5. You lose a lot of tactical combat opportunities. Tactical combat requires that the player can properly assess the situation and react accordingly. When your health pool moves up and down rapidly you are no longer reacting to dangers. A rapidly changing health globe means you are playing in a predictable pattern and crossing your fingers hoping that you live through it. You are playing in a way that avoids situations that will instantly kill you, but there’s no tension associated with being low on health that would cause you to make a tactical decision to change your play pattern.

I’m saying all of this without pointing at any specific solutions. That’s because there are no instant-fix solutions. It’s a challenging problem that we’re actively working on. Things aren’t going to be perfect overnight, but improving the pacing of combat is something we constantly work on.

I will say that the first line of defense is reducing the rate at which players heal. After we pull in the rate of healing, next we analyze the patterns in which monsters deal damage. Ultimately, defensive stats will play a role in all of this. If some life regeneration, damage mitigation or (gasp) life on hit lets me play a little more aggressively, that’s a good thing.

He doesn’t mention incentives or punishments, which I think could be a big deal. As we know, for non-HC players, the death penalties in D3 are negligible. If the devs think it’s a problem that players gear all for DPS and don’t care about being one-shotted once in a while, I can think of an easy way to alter that behavior — by making it matter if you die. Since gold isn’t a real incentive at this point, and docking exp D2-style is way too harsh for today’s casual-friendly video games… how about each death knocks off a DiabloWikiNephalem Valor stack? You can’t go to negative values, but something like that would certainly influence players to take the health system a bit more seriously.

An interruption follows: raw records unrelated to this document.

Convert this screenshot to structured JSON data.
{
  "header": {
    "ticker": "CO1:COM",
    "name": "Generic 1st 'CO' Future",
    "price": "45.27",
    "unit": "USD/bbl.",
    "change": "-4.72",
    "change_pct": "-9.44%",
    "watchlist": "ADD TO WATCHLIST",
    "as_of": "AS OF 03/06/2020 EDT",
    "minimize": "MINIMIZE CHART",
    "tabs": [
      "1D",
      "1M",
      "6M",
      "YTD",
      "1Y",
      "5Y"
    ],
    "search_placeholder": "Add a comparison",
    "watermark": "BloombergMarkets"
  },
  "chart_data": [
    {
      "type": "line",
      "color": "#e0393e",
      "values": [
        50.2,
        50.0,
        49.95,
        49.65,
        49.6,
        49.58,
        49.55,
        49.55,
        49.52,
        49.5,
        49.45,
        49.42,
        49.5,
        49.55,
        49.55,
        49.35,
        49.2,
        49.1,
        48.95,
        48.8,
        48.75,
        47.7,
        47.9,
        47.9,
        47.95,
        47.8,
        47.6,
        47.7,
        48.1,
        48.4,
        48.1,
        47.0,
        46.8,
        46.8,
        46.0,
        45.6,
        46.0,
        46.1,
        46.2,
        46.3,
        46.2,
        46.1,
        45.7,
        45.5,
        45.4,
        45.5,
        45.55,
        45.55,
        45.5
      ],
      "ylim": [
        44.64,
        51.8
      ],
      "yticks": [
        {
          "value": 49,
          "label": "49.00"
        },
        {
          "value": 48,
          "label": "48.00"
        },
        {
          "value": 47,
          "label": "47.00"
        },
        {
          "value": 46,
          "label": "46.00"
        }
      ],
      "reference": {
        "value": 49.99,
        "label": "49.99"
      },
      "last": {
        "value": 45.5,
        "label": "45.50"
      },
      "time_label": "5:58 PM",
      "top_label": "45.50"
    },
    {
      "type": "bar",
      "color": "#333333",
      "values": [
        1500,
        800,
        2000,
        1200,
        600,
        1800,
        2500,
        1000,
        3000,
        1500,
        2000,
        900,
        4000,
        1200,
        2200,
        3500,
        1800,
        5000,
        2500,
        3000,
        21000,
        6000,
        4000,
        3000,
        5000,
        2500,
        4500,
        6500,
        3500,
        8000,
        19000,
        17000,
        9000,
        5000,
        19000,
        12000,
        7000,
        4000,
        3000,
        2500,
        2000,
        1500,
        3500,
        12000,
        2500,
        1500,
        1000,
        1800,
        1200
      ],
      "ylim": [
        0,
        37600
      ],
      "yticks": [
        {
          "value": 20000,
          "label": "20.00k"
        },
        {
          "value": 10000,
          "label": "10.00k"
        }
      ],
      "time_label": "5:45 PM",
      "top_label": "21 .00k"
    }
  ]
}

I’m curious what you guys think of that concept, since I really don’t know. I’ve been playing exclusively Hardcore for months, so much of Wyatt’s post was totally outside my frame of reference. In HC, no one runs with gear that puts them at risk of being one-shotted, or in a style that has their health regularly dropping to 5% — at least no one does it that way for long…

That said, I guess the basic principle does exist in Hardcore. It’s just that we gear up a lot better on Vit and Res and play on MPs we can handle, so instead of yo-yoing from 5% to 100%, we yo-yo from 50% to 100%. Thus the “empty-or-full” paradigm is the same, there’s just a larger margin for error.

I don’t find this a terrible state of affairs though, so I’m not sure I agree with Wyatt on the need for structural change. What do you guys think? Is it more obvious in the all-or-nothing Softcore style he’s referencing?